Alternatives et cas particuliers
Qu'est-ce que le guichet OSS et peut-il remplacer le représentant fiscal ?
Le guichet unique OSS (One Stop Shop), entré en vigueur le 1er juillet 2021, est un dispositif européen permettant aux entreprises de déclarer et payer la TVA sur leurs ventes à distance intracommunautaires B2C depuis un seul État membre, sans avoir à s'immatriculer dans chaque pays de destination. Pour les e-commerçants vendant à des particuliers dans plusieurs pays de l'UE, ce dispositif représente une simplification administrative considérable.
Toutefois, l'OSS ne couvre pas toutes les situations et ne peut pas se substituer au représentant fiscal dans les cas suivants : lorsque l'entreprise dispose d'un stock physique en France, lorsqu'elle réalise des importations de biens dont la valeur dépasse 150 euros (hors IOSS), ou lorsqu'elle effectue des prestations de services taxables en France au titre d'autres règles de localisation. Dans ces hypothèses, l'immatriculation TVA directe — assortie pour les hors UE de la désignation d'un représentant fiscal — reste obligatoire. Notre page alternatives au représentant fiscal détaille précisément les cas où l'OSS suffit et ceux où il ne le suffit pas.

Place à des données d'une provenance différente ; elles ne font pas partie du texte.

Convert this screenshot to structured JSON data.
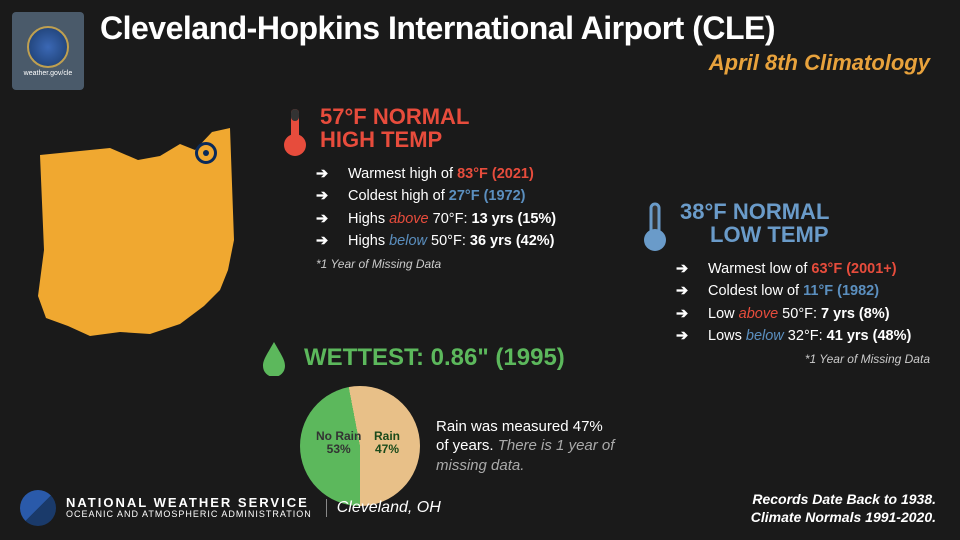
{
  "header": {
    "title": "Cleveland-Hopkins International Airport (CLE)",
    "subtitle": "April 8th Climatology",
    "subtitle_color": "#e8a23c",
    "logo_url_label": "weather.gov/cle"
  },
  "ohio": {
    "fill": "#f0a830",
    "marker_color": "#0a2a5a"
  },
  "high": {
    "color": "#e74c3c",
    "value": "57°F",
    "label_line1": "NORMAL",
    "label_line2": "HIGH TEMP",
    "bullets": [
      {
        "pre": "Warmest high of ",
        "val": "83°F (2021)",
        "cls": "hot"
      },
      {
        "pre": "Coldest high of ",
        "val": "27°F (1972)",
        "cls": "cold"
      },
      {
        "pre": "Highs ",
        "em": "above",
        "em_cls": "em-red",
        "mid": " 70°F: ",
        "bold": "13 yrs (15%)"
      },
      {
        "pre": "Highs ",
        "em": "below",
        "em_cls": "em-blue",
        "mid": " 50°F: ",
        "bold": "36 yrs (42%)"
      }
    ],
    "note": "*1 Year of Missing Data"
  },
  "low": {
    "color": "#6a9bc9",
    "value": "38°F",
    "label_line1": "NORMAL",
    "label_line2": "LOW TEMP",
    "bullets": [
      {
        "pre": "Warmest low of ",
        "val": "63°F (2001+)",
        "cls": "hot"
      },
      {
        "pre": "Coldest low of ",
        "val": "11°F (1982)",
        "cls": "cold"
      },
      {
        "pre": "Low ",
        "em": "above",
        "em_cls": "em-red",
        "mid": " 50°F: ",
        "bold": "7 yrs (8%)"
      },
      {
        "pre": "Lows ",
        "em": "below",
        "em_cls": "em-blue",
        "mid": " 32°F: ",
        "bold": "41 yrs (48%)"
      }
    ],
    "note": "*1 Year of Missing Data"
  },
  "wet": {
    "color": "#5cb85c",
    "title": "WETTEST: 0.86\" (1995)",
    "pie": {
      "rain_pct": 47,
      "norain_pct": 53,
      "rain_color": "#5cb85c",
      "norain_color": "#e8c088",
      "rain_label": "Rain",
      "norain_label": "No Rain"
    },
    "text_main": "Rain was measured 47% of years. ",
    "text_miss": "There is 1 year of missing data."
  },
  "footer": {
    "agency_main": "NATIONAL WEATHER SERVICE",
    "agency_sub": "OCEANIC AND ATMOSPHERIC ADMINISTRATION",
    "city": "Cleveland, OH",
    "records_line1": "Records Date Back to 1938.",
    "records_line2": "Climate Normals 1991-2020."
  }
}
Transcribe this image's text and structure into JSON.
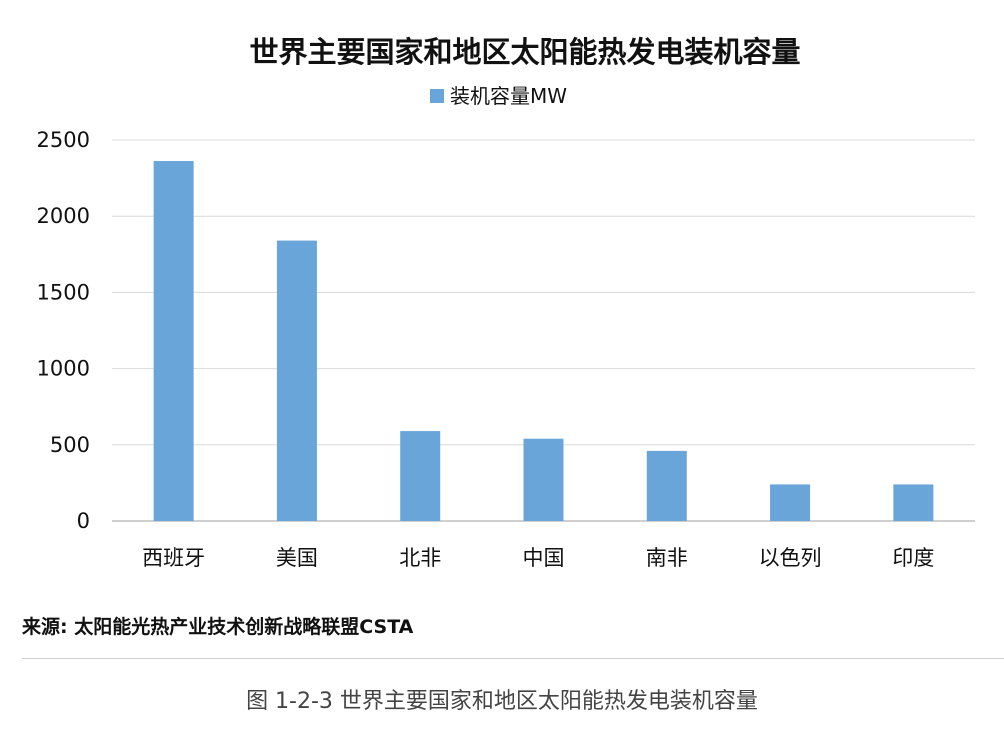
{
  "chart_data": {
    "type": "bar",
    "title": "世界主要国家和地区太阳能热发电装机容量",
    "legend": {
      "position": "top",
      "entries": [
        "装机容量MW"
      ]
    },
    "categories": [
      "西班牙",
      "美国",
      "北非",
      "中国",
      "南非",
      "以色列",
      "印度"
    ],
    "series": [
      {
        "name": "装机容量MW",
        "values": [
          2362,
          1840,
          590,
          540,
          460,
          240,
          240
        ],
        "color": "#6aa5da"
      }
    ],
    "ylim": [
      0,
      2500
    ],
    "yticks": [
      0,
      500,
      1000,
      1500,
      2000,
      2500
    ],
    "yticks_labels": [
      "0",
      "500",
      "1000",
      "1500",
      "2000",
      "2500"
    ],
    "grid": true,
    "xlabel": "",
    "ylabel": ""
  },
  "source_note": "来源: 太阳能光热产业技术创新战略联盟CSTA",
  "figure_caption": "图 1-2-3 世界主要国家和地区太阳能热发电装机容量"
}
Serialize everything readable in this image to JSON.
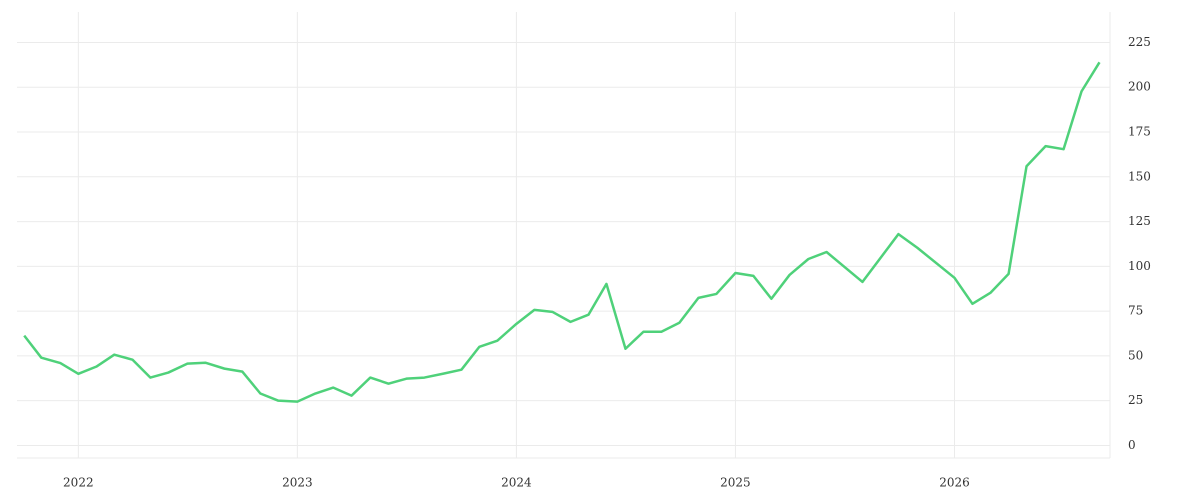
{
  "chart_data": {
    "type": "line",
    "x": [
      2021.753,
      2021.831,
      2021.918,
      2022.0,
      2022.082,
      2022.164,
      2022.247,
      2022.329,
      2022.411,
      2022.498,
      2022.58,
      2022.667,
      2022.749,
      2022.831,
      2022.913,
      2023.0,
      2023.082,
      2023.164,
      2023.247,
      2023.333,
      2023.416,
      2023.498,
      2023.58,
      2023.667,
      2023.749,
      2023.831,
      2023.913,
      2024.0,
      2024.082,
      2024.164,
      2024.247,
      2024.329,
      2024.411,
      2024.498,
      2024.58,
      2024.662,
      2024.744,
      2024.831,
      2024.913,
      2025.0,
      2025.082,
      2025.164,
      2025.247,
      2025.333,
      2025.416,
      2025.58,
      2025.744,
      2025.831,
      2026.0,
      2026.082,
      2026.164,
      2026.247,
      2026.329,
      2026.416,
      2026.498,
      2026.58,
      2026.662
    ],
    "series": [
      {
        "color": "#4fd17a",
        "values": [
          61.3,
          49,
          46,
          40,
          44,
          50.7,
          47.9,
          37.9,
          40.7,
          45.7,
          46.2,
          42.9,
          41.2,
          29,
          25,
          24.5,
          29,
          32.3,
          27.8,
          37.9,
          34.5,
          37.3,
          37.9,
          40.1,
          42.3,
          55.1,
          58.5,
          67.9,
          75.7,
          74.6,
          69,
          73,
          90.2,
          54,
          63.5,
          63.5,
          68.5,
          82.4,
          84.6,
          96.3,
          94.7,
          81.9,
          95.2,
          104.1,
          108,
          91.3,
          118,
          110.3,
          93.6,
          79.1,
          85.2,
          95.8,
          155.9,
          167.1,
          165.4,
          197.7,
          213.9
        ]
      }
    ],
    "xlim": [
      2021.72,
      2026.71
    ],
    "xticks": [
      2022,
      2023,
      2024,
      2025,
      2026
    ],
    "ylim": [
      -7,
      242
    ],
    "yticks": [
      0,
      25,
      50,
      75,
      100,
      125,
      150,
      175,
      200,
      225
    ],
    "y_axis_side": "right",
    "grid": true
  }
}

Quelle est la différence entre OSS et IOSS ?
L'OSS (One Stop Shop) et l'IOSS (Import One Stop Shop) sont deux guichets uniques distincts, applicables à des situations différentes. L'OSS standard concerne les ventes à distance de biens déjà présents dans l'UE et les prestations de services B2C localisées dans un autre État membre que celui d'établissement du vendeur. Il se décline en version Union (pour les assujettis établis dans l'UE) et non-Union (pour les assujettis hors UE souhaitant déclarer la TVA sur leurs services électroniques vendus à des particuliers de l'UE).
L'IOSS, quant à lui, est spécifiquement conçu pour les importations de biens dont la valeur intrinsèque n'excède pas 150 euros, vendus à des particuliers dans l'UE. Il permet de collecter la TVA au moment de la vente plutôt qu'à l'importation, ce qui simplifie les formalités douanières et améliore l'expérience d'achat du client final. Les entreprises hors UE utilisant l'IOSS doivent désigner un intermédiaire accrédité (distinct du représentant fiscal au sens de l'article 289 A du CGI) pour s'enregistrer au guichet. Pour les opérations dépassant ces périmètres, le représentant fiscal demeure incontournable. La page sur les obligations légales précise les articulations entre ces différents régimes.
Dans quels cas peut-on utiliser un mandataire fiscal plutôt qu'un représentant fiscal accrédité ?
Le mandataire fiscal est une alternative possible uniquement pour les entreprises établies dans l'Union européenne. Il s'agit d'un intermédiaire qui assiste l'entreprise dans ses démarches déclaratives en France, sans assumer de responsabilité solidaire pour le paiement de la TVA. L'administration fiscale s'adresse directement à l'entreprise étrangère en cas de défaillance, et non au mandataire.
Cette solution est adaptée aux entreprises de l'UE qui souhaitent bénéficier d'un accompagnement administratif sans les contraintes liées à la responsabilité solidaire du représentant accrédité. Pour les entreprises hors UE, cette option n'est pas disponible : la loi française impose impérativement le recours à un représentant fiscal accrédité porteur de la responsabilité solidaire. La distinction entre ces deux statuts est expliquée en détail sur notre page représentant fiscal vs mandataire fiscal.